Brandied Apricot Loaves
|Coarsely chopped dried apricots||1 1⁄2 Cup (24 tbs)|
|Brandy||1⁄3 Cup (5.33 tbs)|
|Boiling water||1⁄3 Cup (5.33 tbs)|
|Sugar||1 Cup (16 tbs)|
|Vegetable oil||1⁄3 Cup (5.33 tbs)|
|Baking soda||1⁄2 Teaspoon|
|Baking powder||1 Tablespoon|
|Flour||2 3⁄4 Cup (44 tbs)|
|Chopped nuts||1 Cup (16 tbs)|
|For brandied cream cheese|
|Cream cheese||6 Ounce, softened (2 packages, 3 ounces each)|
|Powdered sugar||3 Tablespoon|
|Butter/Margarine||2 Tablespoon, softened|
1. In a small bowl, combine ingredients for Brandied Cream Cheese and beat until well blended and creamy.
2. Cover bowl and refrigerate for 24 hours.
3. In a small bowl, add the apricots and sprinkle with brandy.
4. Pour the boiling water over them and set aside to soak for 10 minutes until soft and slightly plump.
5. Grease two (9-inch X 5-inch) loaf pans and dust them with flour.
6. Preheat the oven to 350 degrees F
7. In a medium size, dry bowl, sift together the flour, baking powder and salt. Keep aside.
8. In a large mixing bowl, drain the liquid from the soaked apricots and add sugar, eggs, oil and baking soda to it.

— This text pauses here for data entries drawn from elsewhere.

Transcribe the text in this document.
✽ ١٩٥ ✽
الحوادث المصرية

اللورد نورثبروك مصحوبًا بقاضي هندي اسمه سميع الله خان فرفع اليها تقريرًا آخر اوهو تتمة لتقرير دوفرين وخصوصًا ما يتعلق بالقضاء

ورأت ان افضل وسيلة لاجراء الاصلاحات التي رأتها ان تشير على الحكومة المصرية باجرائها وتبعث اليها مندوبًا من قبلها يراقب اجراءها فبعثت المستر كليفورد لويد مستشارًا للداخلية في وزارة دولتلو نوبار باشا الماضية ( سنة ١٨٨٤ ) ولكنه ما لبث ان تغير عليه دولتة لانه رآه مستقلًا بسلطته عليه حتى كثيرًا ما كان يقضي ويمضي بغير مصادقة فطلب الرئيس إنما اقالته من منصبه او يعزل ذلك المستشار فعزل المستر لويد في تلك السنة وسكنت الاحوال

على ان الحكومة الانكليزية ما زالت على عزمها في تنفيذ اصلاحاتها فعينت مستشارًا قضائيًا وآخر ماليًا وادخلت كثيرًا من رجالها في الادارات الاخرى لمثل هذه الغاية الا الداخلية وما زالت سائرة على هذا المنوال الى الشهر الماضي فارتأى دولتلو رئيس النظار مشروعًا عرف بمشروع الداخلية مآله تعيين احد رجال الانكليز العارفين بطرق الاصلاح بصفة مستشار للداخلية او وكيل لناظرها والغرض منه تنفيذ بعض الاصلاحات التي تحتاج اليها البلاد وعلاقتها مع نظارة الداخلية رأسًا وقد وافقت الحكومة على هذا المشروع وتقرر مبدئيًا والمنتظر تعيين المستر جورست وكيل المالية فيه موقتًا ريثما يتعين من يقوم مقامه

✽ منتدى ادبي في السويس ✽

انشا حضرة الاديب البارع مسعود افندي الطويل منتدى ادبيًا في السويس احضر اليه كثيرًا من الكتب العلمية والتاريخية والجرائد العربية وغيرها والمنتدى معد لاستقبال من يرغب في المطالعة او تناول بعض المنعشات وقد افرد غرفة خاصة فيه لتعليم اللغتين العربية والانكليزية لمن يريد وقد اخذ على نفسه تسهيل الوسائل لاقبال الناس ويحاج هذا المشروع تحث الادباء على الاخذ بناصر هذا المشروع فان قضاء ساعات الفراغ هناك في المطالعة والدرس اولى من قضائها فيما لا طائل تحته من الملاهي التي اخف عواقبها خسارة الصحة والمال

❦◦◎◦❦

9. Use an electric mixer to beat the mixture until thick and pale.
10. Fold in the sifted flour mixture.
11. Add the apricots and nuts and lightly fold into the batter without over mixing.
12. Divide the batter between the prepared loaf pans.
13. Place on the middle level of the preheated oven and bake loaves for 40 to 45 minutes.
14. When the crust is lightly browned and loaves are springy to the touch, remove them from the oven.
15. Let the loaves cool in the pan for 5 minutes then invert them onto wire racks.
16. Let cool until slightly warm.
17. Wrap the warm loaves in foil and let rest for 24 hours before serving.
18. Slice the Brandied Apricot loaves and serve with chilled Brandied Cream Cheese.
You can wrap the foil wrapped loaves in airtight plastic bags and freeze them for up to a month.